In 2008 the taxpayer spent £137bn to make sure the banks survived the financial crash. The people of this country are entitled to the same investment.
In 2008 the taxpayer spent £137bn to make sure the banks survived the financial crash. The people of this country are entitled to the same investment.

Income security for all – the case for (Recovery) Universal Basic Income


The Covid-19 pandemic has laid bare the extent of poverty and inequality in our society. It has exposed the failings of our welfare system to act as a safety net for people. As the newly elected MP for Cynon Valley, I am concerned at what the future will hold post COVID 19 for the people of my constituency.


We have a community and people second to none in Cynon Valley. But we still face significant problems with high levels of poverty, in particular child poverty, and high rates of people in receipt of welfare benefits.


While the government has introduced some measures to try to ease some of the financial pressures on people during this pandemic, these schemes have not reached everyone, and they are short term measures.


As we emerge from lockdown we are likely to face a damaging recession. Unemployment has been estimated to rise by 2 million (OBR), although this is likely to be higher as furloughed people continue to be made redundant. After 10 years of austerity, the impact of a recession on Cynon Valley stands to be dramatic. This austerity has seen the disappearance of 30,000 local government jobs in Wales and my own council’s funding being cut by £90 million.

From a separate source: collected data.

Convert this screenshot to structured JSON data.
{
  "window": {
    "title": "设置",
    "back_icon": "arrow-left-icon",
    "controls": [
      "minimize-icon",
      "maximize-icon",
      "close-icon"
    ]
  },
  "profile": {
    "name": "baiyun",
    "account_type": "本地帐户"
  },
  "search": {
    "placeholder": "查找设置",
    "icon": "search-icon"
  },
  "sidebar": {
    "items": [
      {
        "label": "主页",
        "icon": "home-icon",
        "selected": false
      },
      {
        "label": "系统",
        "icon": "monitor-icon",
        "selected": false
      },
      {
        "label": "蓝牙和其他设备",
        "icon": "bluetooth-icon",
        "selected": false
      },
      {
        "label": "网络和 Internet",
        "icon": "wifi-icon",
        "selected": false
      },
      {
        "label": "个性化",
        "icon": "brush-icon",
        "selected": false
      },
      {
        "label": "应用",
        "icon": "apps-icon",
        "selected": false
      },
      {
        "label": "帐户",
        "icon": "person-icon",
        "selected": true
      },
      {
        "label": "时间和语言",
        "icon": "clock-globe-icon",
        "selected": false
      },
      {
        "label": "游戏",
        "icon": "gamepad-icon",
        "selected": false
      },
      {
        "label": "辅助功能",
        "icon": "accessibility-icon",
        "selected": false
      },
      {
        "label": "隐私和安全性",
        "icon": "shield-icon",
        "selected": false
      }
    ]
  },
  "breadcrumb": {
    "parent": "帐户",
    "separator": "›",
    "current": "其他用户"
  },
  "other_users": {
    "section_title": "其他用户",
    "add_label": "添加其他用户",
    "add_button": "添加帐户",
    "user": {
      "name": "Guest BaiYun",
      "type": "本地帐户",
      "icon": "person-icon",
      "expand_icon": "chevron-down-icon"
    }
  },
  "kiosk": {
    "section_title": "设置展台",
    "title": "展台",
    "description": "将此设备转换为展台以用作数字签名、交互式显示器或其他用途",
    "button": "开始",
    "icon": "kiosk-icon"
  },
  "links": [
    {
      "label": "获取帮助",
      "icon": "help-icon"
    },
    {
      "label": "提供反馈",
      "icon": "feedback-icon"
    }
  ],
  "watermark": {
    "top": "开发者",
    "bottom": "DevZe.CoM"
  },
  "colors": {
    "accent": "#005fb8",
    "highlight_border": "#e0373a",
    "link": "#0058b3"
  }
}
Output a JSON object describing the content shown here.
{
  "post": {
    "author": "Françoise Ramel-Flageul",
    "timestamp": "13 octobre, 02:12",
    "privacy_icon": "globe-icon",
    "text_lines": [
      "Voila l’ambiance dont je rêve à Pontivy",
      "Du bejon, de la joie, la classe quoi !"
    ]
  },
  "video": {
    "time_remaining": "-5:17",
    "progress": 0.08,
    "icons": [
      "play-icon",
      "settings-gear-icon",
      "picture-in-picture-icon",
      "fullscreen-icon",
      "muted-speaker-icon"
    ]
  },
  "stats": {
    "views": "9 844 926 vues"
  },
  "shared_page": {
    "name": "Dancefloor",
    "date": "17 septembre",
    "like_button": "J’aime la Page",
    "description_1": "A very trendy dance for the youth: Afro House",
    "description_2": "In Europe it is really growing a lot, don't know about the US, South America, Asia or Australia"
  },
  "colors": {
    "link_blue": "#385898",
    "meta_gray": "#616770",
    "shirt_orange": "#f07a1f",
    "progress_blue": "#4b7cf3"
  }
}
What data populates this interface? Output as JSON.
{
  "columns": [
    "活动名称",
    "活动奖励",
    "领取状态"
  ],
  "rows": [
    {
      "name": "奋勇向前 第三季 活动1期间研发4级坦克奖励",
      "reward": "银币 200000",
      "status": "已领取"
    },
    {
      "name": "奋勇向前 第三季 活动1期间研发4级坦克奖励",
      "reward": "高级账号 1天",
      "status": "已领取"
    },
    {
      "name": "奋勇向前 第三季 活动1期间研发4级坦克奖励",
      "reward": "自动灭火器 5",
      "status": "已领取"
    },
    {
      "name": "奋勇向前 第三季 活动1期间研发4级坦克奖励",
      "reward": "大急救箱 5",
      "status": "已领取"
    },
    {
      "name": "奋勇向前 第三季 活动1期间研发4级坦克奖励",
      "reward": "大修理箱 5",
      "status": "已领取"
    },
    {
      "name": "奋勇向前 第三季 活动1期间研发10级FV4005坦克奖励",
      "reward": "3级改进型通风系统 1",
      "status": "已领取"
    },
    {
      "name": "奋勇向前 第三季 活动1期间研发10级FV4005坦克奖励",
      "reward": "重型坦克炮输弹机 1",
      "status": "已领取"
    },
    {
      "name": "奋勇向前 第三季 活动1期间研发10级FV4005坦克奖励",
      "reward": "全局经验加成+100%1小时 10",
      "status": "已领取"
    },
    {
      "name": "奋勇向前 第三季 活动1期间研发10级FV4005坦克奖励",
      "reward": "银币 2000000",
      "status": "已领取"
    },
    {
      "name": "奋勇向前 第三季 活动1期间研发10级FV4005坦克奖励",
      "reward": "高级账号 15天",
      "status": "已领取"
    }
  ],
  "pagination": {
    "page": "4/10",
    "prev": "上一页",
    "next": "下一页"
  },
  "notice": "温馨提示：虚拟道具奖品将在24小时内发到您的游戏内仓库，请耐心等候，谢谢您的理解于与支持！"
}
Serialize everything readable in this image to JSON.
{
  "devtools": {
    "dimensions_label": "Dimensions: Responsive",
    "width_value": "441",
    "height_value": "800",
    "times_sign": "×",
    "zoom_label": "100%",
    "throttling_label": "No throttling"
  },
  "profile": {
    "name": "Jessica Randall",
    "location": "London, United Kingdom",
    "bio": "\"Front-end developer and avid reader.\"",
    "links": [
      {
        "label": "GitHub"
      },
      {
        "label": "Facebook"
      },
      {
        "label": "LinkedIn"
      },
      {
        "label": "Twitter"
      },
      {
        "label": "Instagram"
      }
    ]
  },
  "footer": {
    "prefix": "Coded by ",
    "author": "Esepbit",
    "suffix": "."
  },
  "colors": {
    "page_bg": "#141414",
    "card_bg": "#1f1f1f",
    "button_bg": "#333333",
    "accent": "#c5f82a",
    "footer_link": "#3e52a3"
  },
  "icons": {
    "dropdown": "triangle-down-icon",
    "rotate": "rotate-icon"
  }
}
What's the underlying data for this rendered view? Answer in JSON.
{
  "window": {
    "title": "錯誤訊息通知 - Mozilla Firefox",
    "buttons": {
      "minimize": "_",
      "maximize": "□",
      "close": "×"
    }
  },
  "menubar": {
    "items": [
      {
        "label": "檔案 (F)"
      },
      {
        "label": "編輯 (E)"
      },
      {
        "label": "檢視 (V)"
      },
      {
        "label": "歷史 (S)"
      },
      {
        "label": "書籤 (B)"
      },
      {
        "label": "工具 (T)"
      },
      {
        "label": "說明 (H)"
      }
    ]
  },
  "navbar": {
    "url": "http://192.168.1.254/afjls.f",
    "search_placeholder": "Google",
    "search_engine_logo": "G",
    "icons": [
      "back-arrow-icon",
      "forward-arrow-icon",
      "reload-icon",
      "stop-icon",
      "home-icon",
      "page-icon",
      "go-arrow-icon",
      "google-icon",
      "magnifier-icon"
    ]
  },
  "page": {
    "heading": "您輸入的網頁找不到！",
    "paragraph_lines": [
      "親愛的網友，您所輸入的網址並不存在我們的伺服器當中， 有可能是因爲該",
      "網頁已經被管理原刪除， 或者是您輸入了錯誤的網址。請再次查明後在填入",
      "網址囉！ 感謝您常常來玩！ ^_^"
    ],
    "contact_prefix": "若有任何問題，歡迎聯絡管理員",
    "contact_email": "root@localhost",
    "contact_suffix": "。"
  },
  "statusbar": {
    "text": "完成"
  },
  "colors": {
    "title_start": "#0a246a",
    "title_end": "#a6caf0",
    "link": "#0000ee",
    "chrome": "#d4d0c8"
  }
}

The OECD has predicted that the UK economy will be the hardest hit of nations with a developed economy – and we know from bitter experience that it is the poorest sections of our society that suffer greatest hardship unless measures are taken to counter the effects of recessions.


So we must grasp this moment and do everything we can to ensure that as we emerge from lockdown, we do so with a fairer and more resilient economy. A vital part of this will be to replace our dysfunctional benefits system with one that provides financial security for everyone who needs it. It’s time we saw a return to the principle of universality being at the heart of our welfare system.


The idea of a Universal Basic Income (UBI) is gaining significant traction. The idea is that an unconditional and regular cash payment is paid to everybody regardless of their income or situation.


UBI has a number of merits most notably that it meets the human right that everyone should have enough to subsist; it overcomes the negative features of means-testing, like stigma; it is simple unlike the complex current welfare system and it stimulates demand in the economy by putting money in people’s pockets.


Here in Wales the idea is supported by the Future Generations Commissioner who regards UBI as a very real solution to helping people out of poverty and aiding the economy. I was also encouraged to see the First Minister Mark Drakeford say in conversation at the Hay Festival that he had been interested in the idea of a basic income for forty years, and that “we’re up for playing our part in such an experiment”.


I know that there are some limitations to a UBI, (like ensuring that those with additional costs because of disability or childcare needs do not lose out) and that a further debate is needed about its long-term potential benefits and costs. I recognise that it would not cure all of our economic problems.


The people of Cynon Valley however need immediate and radical action, so I cannot sit on my hands. I along with over 170 MPs and Lords signed a letter to Chancellor Rishi Sunak urging him to consider a Recovery Universal Basic Income.


This would be a temporary measure to address the needs of people and the economy given the very deep recession we are likely to face in the coming months. It would put money in people’s pockets and so boost spending and help the economy to recover – with an emphasis on helping local economies.


There are costs involved in any such scheme, and although there would be additional tax revenues as the economy grows from the effect of the stimulus, it will require investment.


In 2008 the taxpayer spent £137 billion to make sure the banks survived the financial crash. The people of this country are entitled to the same investment as the banks.


The Government could take advantage of low interest rates to borrow money to pay for this, or implement a ”People’s Quantitative Easing” with the Bank of England pumping money into the economy (as they did in 2008). Of course we could revisit the Robin Hood Tax, or close some of the 1,156 tax reliefs in the UK, many of which disproportionately benefit the wealthiest households.


Longer term, the “new normal” must incorporate both a welfare system that ensures no-one is left behind, and a taxation system that ensures that the wealthy pay their fair share.


We need action now. That’s why I am calling for a Recovery Universal Basic Income now – to mitigate the damage that the post Covid 19 recession will cause to my constituents, and our communities. A Recovery Universal Benefit system would help the economy during this recession – but it could also pave the way for a fairer long-term solution to the current broken system.